Nigeria is yet to appoint advisers and bookrunners for the bond offer after bids for the roles closed on September 19. The official said the appointments are still in process.
The DMO has said it expects to raise $1 billion from the Eurobond market by mid-December, which forms part of Nigeria’s plans to borrow a total of N1.8 trillion ($5.8 billion) from abroad and at home to fund an expected budget deficit of N2.2 trillion this year.
AfDB Pushes for FX Reforms
This is just as the African Development Bank said yesterday that it will help Nigeria to overcome its recession, but added that the country should increase taxes and lift hard currency curbs to ease the dollar shortages choking the economy, its president said.
According to the News Agency of Nigeria (NAN), the bank’s boss and former Nigerian Agriculture Minister, Dr.

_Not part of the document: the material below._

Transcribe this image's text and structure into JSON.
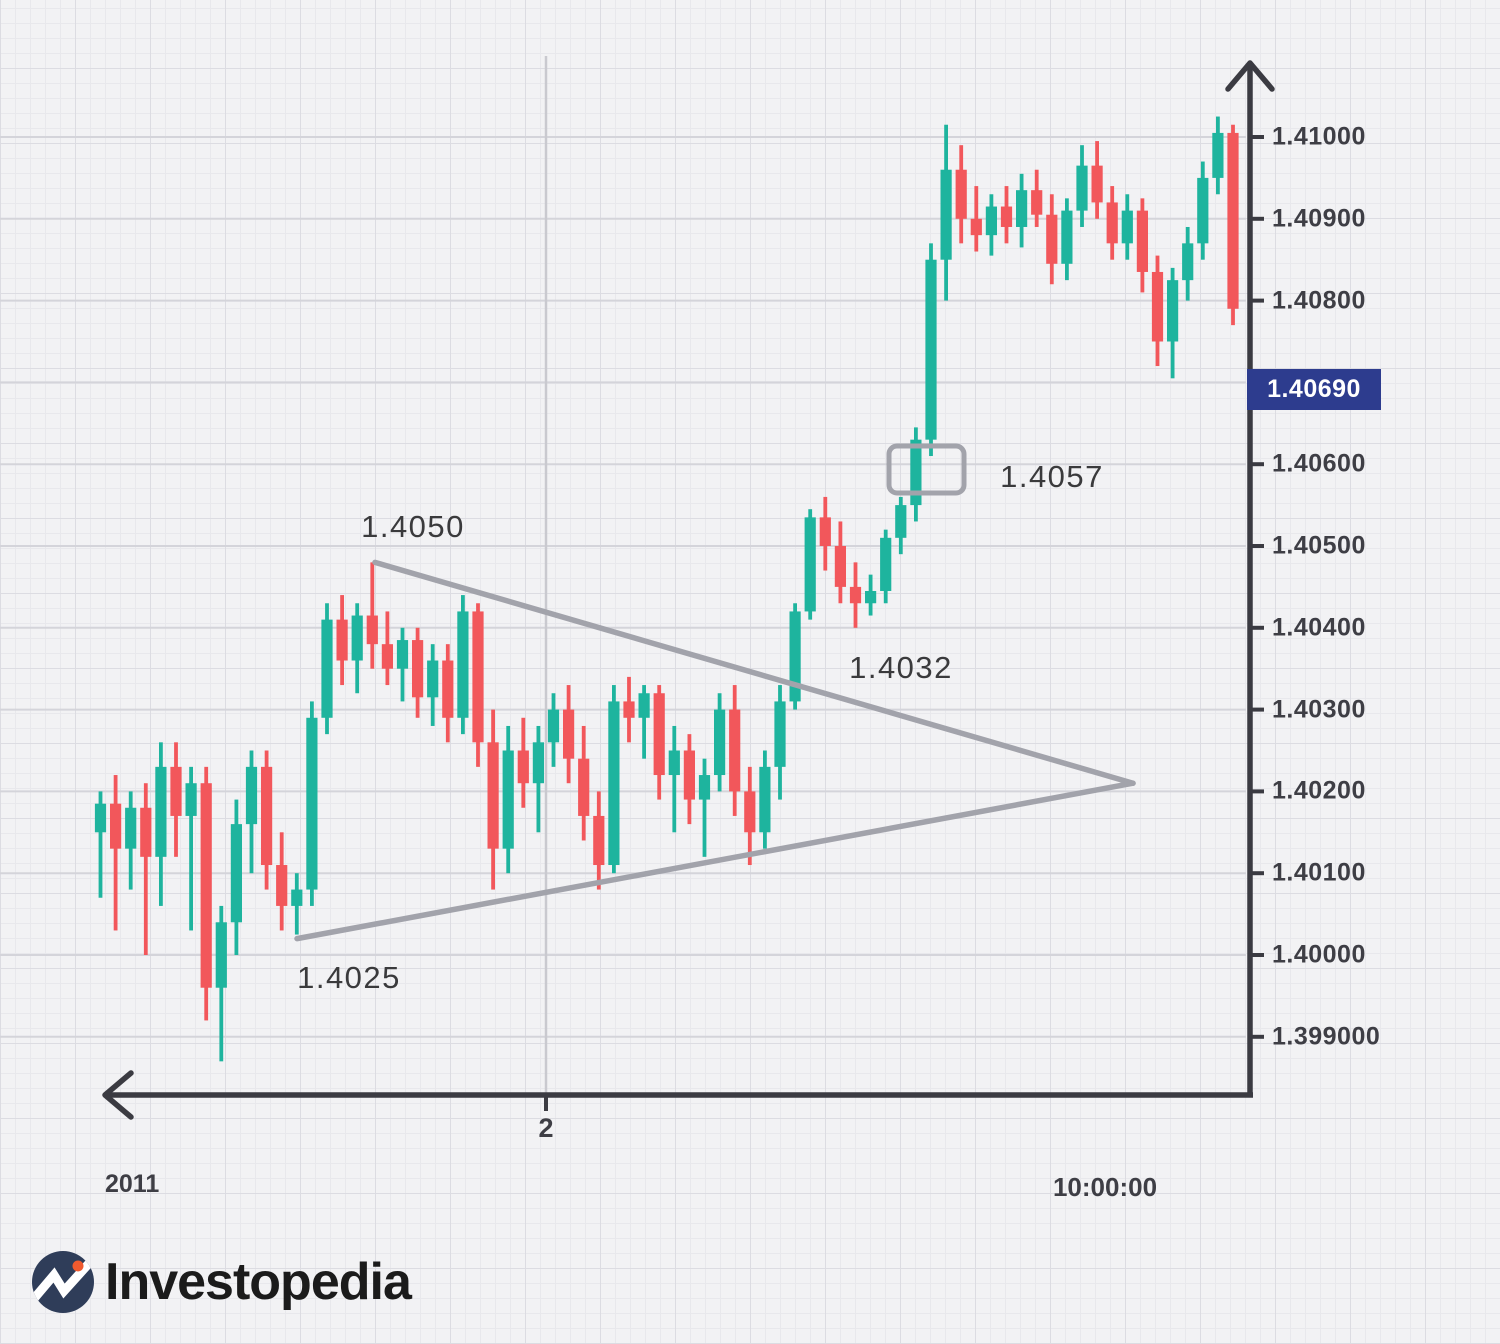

Akinwumi Adesina, said in an interview late on Monday in London that “Nigeria is too big to fail”.
He said: “The African Development Bank will rally strongly around Nigeria to overcome its recession.
“They (Nigeria) have a liquidity problem. We (AfDB) want to make sure Nigeria gets resilient.”
But the government should also lift hard currency curbs imposed by the central bank, Adesina said, adding that this would end the pressure on the naira.
He said: “In our view, it would be better to have gradual (customs) tariffs as opposed to (forex) restrictions.”
“Attracting investment was the only way for the central bank to lower its interest rates. The interest rate is way too high.
“You cannot drag the economy out of recession with those interest rates.”
He said Nigeria had agreed on several reforms such as increasing its value-added and corporation taxes to offset a loss of oil revenues.
He added that the tax-to-GDP ratio was four to five per cent, less than that of other countries in the region which stood at around 15 per cent.
Nigeria has been hampered after a plunge in oil revenue, which makes up 70 per cent of national income and currency reserves needed to fund imports.
In September, the Central of Bank Nigeria (CBN) left its benchmark rate at 14 per cent, resisting calls to lower borrowing costs to attract investments.
IMF: Nigeria’s Recession Will End in 2017
Meanwhile, the IMF is projecting that Nigeria’s economy will end its recession in 2017, growing by 0.6 per cent that year.
According to the IMF’s World Economic Outlook (WEO) released yesterday in Washington, the fund is projecting that the current economic recession will outlast 2016, with a gross domestic product (GDP) contraction of 1.7 per cent, reported online news medium, The Cable.
Nigeria’s economy was previously projected to contract by 1.8 per cent in 2016 by the fund, but the WEO has seen that reviewed to 1.7 per cent.
The country has recorded a 0.36 and 2.06 per cent contraction in the first and second quarters of 2016, respectively, plunging it into its worst recession in 29 years.
“Sub-Saharan Africa’s largest economies continue to struggle with lower commodity revenues, weighing on growth in the region,” IMF said in the report.
“Nigeria’s economy is forecast to shrink 1.7 per cent in 2016, and South Africa’s will barely expand.
“By contrast, several of the region’s non-resource exporters, including Côte d’Ivoire, Ethiopia, Kenya, and Senegal, are expected to continue to grow at a robust pace of more than five per cent this year,” the report stated.